Chicago corn futures rose for a seventh consecutive session on Tuesday, with the market touching a nearly eight-year high as adverse weather in Brazil and the United States raised concerns over global supplies.
Wheat climbed to its highest since February 2013, while soybeans hit a near eight-year peak.
"The market remains worried about Brazil's second corn crop being irredeemably out of synch with seasons," said Tobin Gorey, director of agricultural strategy at Commonwealth Bank of Australia. "And cool weather in the U.S. is making people think, if not quite worry, about planting delays."
The most-active corn contract on the Chicago Board of Trade (CBOT) added 0.1% at $6.58-1/4 a bushel by 0159 GMT, near the session's peak of $6.66 a bushel, its highest since June 2013.
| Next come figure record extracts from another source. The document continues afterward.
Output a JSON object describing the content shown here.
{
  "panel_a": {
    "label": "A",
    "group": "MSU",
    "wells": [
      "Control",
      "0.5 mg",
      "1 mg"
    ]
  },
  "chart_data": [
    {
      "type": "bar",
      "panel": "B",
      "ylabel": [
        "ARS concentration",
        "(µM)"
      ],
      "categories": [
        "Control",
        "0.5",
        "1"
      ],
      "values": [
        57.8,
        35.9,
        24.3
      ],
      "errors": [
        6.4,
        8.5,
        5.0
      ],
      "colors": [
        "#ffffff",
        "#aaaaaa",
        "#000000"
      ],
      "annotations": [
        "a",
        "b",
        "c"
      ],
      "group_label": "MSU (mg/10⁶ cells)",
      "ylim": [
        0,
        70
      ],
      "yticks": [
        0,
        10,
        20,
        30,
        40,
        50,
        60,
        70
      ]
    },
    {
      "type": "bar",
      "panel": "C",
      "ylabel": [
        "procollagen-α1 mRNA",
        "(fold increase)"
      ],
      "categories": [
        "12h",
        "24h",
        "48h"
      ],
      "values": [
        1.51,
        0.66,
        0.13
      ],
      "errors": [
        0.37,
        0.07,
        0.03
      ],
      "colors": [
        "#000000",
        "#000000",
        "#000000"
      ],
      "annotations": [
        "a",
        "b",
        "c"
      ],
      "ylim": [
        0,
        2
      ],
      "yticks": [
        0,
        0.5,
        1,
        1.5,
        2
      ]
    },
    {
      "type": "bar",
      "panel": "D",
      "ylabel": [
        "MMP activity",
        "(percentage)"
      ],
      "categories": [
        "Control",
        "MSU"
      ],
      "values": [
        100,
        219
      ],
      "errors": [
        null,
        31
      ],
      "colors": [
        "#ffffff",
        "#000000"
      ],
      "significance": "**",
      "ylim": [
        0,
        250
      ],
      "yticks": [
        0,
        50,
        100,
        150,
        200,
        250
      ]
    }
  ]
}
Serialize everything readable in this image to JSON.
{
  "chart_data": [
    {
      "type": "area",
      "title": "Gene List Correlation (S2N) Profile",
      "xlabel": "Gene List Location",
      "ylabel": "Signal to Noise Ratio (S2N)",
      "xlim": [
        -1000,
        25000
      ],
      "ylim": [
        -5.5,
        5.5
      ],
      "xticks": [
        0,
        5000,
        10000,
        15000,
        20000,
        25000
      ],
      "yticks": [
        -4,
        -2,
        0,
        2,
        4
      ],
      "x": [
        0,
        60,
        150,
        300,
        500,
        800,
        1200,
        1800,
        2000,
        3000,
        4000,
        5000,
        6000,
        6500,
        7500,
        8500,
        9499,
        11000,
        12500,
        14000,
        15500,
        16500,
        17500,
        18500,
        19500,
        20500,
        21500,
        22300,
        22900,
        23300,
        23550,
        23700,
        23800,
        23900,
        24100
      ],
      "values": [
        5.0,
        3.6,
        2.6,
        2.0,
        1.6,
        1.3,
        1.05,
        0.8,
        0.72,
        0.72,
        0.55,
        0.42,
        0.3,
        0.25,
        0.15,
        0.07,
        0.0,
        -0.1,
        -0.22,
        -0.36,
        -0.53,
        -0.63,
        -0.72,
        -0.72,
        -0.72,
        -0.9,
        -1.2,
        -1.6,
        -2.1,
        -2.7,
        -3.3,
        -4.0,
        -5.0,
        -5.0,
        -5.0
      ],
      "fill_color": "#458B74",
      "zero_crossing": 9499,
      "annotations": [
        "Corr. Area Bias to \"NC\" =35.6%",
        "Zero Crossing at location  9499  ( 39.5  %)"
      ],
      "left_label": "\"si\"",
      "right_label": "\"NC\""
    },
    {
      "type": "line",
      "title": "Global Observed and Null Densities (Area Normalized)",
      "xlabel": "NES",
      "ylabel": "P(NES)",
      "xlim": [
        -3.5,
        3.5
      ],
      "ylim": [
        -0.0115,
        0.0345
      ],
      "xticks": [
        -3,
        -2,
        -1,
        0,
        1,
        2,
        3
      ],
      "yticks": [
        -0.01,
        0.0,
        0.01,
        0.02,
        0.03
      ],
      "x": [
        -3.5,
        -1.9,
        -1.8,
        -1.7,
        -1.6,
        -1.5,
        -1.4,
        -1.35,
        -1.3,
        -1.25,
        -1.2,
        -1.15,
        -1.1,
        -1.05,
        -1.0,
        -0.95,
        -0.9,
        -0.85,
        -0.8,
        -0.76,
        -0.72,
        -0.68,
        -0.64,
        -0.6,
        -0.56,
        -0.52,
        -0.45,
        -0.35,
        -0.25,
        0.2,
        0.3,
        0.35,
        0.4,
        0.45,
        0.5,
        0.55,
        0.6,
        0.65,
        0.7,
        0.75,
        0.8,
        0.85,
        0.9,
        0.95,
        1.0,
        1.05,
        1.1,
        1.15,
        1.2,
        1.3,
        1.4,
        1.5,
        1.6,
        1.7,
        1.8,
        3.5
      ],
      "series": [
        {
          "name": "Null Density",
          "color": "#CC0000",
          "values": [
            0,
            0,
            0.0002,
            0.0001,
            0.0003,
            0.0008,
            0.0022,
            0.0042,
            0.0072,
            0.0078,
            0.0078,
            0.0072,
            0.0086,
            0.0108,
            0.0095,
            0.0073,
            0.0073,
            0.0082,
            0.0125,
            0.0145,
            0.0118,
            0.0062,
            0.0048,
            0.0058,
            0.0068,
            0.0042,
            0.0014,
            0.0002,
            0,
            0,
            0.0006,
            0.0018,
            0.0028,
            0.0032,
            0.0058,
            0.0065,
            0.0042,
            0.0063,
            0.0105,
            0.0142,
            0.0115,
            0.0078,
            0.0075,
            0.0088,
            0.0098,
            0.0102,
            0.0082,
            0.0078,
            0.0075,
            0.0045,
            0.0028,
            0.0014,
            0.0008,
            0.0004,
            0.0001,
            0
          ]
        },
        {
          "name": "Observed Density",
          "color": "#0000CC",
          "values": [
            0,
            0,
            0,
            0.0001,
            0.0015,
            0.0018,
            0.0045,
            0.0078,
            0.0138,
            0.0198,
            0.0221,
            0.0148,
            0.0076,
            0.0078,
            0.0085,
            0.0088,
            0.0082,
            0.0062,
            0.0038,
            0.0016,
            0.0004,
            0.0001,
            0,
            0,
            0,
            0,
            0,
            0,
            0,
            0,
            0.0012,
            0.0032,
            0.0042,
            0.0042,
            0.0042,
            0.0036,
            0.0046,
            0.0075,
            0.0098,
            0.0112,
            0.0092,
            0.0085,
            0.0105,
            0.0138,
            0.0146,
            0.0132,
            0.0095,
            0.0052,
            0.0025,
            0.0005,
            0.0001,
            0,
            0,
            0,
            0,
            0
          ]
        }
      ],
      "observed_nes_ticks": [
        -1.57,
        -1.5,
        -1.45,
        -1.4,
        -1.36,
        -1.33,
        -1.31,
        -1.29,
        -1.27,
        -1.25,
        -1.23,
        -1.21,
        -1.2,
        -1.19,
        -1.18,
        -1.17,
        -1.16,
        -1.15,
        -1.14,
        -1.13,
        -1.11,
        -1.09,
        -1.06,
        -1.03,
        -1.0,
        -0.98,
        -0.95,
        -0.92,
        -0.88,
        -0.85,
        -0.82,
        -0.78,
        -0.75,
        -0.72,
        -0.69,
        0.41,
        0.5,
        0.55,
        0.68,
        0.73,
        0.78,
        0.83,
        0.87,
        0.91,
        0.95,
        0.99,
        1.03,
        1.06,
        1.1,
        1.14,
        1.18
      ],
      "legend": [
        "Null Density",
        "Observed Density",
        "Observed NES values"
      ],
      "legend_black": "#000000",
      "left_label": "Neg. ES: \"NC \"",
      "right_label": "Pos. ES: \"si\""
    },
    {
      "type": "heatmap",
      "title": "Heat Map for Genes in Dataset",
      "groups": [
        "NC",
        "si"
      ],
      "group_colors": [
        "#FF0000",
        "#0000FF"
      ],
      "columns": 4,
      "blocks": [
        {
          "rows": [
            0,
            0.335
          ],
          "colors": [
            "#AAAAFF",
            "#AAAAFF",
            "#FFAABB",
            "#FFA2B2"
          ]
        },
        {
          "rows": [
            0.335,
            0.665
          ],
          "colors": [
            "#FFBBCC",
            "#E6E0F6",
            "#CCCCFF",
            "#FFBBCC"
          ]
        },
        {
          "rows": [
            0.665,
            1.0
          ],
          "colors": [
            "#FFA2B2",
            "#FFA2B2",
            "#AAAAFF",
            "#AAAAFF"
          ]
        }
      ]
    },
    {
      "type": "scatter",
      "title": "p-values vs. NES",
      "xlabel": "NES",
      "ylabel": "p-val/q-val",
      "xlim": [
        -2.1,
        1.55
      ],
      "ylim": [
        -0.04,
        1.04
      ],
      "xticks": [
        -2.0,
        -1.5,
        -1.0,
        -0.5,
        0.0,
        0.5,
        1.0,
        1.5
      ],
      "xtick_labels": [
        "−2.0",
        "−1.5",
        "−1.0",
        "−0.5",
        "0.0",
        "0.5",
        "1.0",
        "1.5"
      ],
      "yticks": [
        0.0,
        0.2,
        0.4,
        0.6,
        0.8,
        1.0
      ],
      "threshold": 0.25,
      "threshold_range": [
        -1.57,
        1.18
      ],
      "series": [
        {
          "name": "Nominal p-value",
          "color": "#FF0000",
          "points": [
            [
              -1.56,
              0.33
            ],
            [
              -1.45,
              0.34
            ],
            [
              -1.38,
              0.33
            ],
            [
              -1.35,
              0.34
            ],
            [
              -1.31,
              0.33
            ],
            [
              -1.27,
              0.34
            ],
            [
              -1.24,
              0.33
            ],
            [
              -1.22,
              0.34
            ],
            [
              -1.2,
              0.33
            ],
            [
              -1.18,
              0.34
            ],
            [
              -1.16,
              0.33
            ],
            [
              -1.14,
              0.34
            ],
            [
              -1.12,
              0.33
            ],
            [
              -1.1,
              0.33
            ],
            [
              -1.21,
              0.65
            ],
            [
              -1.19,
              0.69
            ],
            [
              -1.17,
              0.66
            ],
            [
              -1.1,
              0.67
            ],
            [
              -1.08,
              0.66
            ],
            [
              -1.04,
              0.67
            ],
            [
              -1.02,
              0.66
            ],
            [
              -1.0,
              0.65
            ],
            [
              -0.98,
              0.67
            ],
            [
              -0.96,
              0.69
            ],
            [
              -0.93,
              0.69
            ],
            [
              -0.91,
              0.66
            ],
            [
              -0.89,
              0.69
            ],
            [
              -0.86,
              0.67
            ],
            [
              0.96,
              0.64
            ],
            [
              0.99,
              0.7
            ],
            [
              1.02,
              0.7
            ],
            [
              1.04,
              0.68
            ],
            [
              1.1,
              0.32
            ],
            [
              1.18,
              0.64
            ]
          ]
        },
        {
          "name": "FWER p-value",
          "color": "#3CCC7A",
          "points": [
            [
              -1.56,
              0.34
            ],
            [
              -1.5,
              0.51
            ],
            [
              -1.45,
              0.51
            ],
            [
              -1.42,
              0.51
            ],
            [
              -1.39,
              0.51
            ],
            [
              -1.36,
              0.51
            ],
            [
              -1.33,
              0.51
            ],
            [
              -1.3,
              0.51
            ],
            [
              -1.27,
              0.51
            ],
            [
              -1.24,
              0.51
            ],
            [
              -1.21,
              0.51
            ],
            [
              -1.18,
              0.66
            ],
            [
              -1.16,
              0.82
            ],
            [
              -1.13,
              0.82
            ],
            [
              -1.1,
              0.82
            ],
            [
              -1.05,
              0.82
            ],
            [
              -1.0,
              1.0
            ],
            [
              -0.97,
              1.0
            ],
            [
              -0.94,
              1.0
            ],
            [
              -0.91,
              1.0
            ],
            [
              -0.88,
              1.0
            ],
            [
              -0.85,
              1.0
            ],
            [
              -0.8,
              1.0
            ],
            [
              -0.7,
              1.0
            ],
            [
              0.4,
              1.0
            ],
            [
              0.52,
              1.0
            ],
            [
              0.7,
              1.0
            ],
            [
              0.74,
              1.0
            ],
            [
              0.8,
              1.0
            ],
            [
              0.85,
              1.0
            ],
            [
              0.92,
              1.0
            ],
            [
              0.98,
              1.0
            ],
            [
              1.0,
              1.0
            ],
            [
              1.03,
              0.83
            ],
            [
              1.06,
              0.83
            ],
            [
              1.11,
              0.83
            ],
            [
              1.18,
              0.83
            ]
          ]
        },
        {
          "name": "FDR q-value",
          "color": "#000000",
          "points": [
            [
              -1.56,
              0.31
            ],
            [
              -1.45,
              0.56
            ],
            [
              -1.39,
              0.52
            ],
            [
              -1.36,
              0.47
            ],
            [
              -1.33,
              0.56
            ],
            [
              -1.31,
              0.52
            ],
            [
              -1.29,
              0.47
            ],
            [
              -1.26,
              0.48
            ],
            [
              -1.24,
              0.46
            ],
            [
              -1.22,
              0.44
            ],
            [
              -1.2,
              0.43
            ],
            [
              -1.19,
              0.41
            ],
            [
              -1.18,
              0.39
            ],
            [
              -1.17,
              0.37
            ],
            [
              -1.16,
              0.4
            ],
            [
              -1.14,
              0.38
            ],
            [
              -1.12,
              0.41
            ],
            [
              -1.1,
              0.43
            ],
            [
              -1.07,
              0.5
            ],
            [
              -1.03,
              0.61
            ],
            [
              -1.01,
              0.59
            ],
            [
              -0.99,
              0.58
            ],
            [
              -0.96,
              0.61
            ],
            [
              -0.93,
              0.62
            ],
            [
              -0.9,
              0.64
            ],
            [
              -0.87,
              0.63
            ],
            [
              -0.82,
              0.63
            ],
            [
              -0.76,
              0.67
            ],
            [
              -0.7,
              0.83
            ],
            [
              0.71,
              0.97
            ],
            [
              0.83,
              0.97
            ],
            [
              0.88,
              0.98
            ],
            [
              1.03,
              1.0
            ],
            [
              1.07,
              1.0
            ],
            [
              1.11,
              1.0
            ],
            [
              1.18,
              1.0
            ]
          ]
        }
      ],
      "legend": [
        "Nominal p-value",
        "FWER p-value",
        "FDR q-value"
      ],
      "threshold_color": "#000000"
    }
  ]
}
Soybeans fell 0.4% to $15.35 a bushel, after hitting a June 2013 high earlier in the session at $15.45 a bushel. Wheat rose 0.3% to $7.42-1/2 a bushel, not far from its highest since February 2013 at $7.47 a bushel hit earlier in the day.
The U.S. Department of Agriculture (USDA) said the country's farmers were able to plant 17% of their intended corn acres as of Sunday, in line with the average estimate in a Reuters poll of analysts. ]
But corn planting is still lagging behind the five-year average pace of 20%.
Soybean planting was 8% complete by Sunday, the USDA said, matching the average analyst estimate and ahead of the five-year average of 5%.
Potential yields of this year's winter grain crops in the European Union have declined slightly since March as cold and dry weather hampered development and also delayed sowing of spring varieties, the EU's crop monitoring service said.
Russian wheat export prices rose for a third week in a row last week, buoyed by higher prices in Chicago and Paris on supply concerns, analysts said on Monday.
Commodity funds were net buyers of CBOT corn, wheat, soybean, soyoil and soymeal futures contracts on Monday, traders said.